After three to four weeks I was flown to a base hospital in England, near Perham
Down Salisbury. I remember clearly the pilot who flew me across the channel. He was
dressed for a night on the town except for house-slippers. Had on dress blouse, pinks, visor cap and house slippers. I remember thinking this man is fighting a different war than the one I left. On our arrival in England I forgot to notice if his lady friend met the plane.
My stay in the base hospital was mostly card playing, reading and ping-pong as my
mending accelerated. I was now ambulatory. An indication of my returning health was my first bowel movement in nearly five weeks.
About mid-October I was transferred to a rehab hospital - the Country Club we called
it - to begin the physical conditioning that would prepare me to fight again. We took short hikes, 3-5 miles, did calisthenics, played volleyball, and took cultural trips - one to Stratford- on-Avon. I continued to mend.
One reason for my rapid mending was my desire to rejoin my unit at the front. I was
then and I am to this day embarrassed by my short - measured in minutes - first combat
action. After three years five months of training, I’ve always felt I should have lasted more than 15 to 20 minutes.

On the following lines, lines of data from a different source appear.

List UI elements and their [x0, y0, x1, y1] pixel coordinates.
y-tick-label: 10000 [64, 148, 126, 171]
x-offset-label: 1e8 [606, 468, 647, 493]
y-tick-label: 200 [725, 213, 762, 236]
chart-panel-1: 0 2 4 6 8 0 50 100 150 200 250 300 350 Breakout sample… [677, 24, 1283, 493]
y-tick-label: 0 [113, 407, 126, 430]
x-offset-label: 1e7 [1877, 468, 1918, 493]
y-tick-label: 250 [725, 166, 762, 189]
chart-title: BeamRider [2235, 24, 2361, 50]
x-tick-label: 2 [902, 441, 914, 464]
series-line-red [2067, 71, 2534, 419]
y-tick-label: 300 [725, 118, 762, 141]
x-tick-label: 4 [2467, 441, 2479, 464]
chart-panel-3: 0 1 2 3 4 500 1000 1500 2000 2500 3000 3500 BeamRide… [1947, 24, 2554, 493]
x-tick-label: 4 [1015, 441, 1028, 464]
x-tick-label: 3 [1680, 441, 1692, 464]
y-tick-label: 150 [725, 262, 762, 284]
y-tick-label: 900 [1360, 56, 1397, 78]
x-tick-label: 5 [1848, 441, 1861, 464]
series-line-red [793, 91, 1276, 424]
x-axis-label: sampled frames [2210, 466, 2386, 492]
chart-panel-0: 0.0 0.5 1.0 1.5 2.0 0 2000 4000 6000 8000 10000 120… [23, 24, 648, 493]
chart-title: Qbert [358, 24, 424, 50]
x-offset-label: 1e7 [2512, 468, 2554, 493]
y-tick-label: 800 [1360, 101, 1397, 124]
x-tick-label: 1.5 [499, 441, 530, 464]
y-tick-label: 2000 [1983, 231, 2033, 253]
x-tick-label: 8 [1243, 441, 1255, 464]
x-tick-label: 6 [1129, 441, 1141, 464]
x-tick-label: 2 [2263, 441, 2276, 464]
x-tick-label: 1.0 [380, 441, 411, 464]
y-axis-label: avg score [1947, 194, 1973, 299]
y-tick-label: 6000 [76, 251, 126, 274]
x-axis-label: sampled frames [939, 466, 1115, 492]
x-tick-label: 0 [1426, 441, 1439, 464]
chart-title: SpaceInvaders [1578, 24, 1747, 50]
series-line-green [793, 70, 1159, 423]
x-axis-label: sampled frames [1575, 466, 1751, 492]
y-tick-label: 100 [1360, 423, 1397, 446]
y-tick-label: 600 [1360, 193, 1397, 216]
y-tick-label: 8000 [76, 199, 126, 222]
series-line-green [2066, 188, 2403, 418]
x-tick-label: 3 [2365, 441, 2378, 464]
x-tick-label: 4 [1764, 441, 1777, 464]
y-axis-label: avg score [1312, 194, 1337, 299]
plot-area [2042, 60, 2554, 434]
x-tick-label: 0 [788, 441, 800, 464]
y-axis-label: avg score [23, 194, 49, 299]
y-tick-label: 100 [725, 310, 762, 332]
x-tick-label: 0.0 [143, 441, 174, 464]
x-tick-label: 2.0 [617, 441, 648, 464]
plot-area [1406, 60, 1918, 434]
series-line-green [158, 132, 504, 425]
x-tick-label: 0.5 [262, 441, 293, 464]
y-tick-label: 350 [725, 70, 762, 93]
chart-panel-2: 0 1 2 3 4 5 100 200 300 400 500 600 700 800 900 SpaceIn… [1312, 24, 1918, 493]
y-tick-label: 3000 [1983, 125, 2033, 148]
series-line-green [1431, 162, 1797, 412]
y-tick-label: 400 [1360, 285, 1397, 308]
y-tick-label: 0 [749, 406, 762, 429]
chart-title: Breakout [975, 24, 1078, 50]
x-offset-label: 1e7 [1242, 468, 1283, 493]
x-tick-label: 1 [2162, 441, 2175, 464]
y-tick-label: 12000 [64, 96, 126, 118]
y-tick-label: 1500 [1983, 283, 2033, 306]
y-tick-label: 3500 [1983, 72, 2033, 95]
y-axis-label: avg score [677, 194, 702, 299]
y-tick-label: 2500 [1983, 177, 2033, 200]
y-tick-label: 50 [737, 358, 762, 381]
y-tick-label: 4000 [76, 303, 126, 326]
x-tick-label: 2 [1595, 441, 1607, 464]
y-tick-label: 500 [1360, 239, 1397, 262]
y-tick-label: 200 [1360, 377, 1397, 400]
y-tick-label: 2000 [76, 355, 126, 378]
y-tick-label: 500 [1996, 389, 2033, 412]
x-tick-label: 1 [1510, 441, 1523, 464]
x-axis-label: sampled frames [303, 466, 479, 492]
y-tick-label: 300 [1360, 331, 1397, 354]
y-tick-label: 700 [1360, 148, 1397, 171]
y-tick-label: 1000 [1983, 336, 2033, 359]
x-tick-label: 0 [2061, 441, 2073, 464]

I owed both my Country and the enemy more than that.
I’ve titled this autobiographical drama, The Physical and Psychic Wounding of Lee
R. Christensen. I’ve described the physical wounding, the psychic is more difficult to define. But if you grew-up, as I did, reading Hubbard’s Message to Garcia, exalting in Lord Nelson’s “England expects every man to do his duty,” heroically fighting to the last man with the Spartans at Thermopylae, then, when your combat time comes you move forward into battle ready to close with the enemy and prevail for Flag and Country.
I was ready. I went forward with anxieties but not fearful. I was as the cliché goes
- gung ho, I lasted 20 minutes.
From the Battalion History
Early in the morning of 30th July the 229th FA Battalion moved forward to occupy our first combat positions... At 0700 on the morning of 1 Aug ‘44 the battalion fired its first combat mission, battalion 60 rounds, in support of the 112 Infantry Regiment’s attack on hill 210 northwest of Percy, France.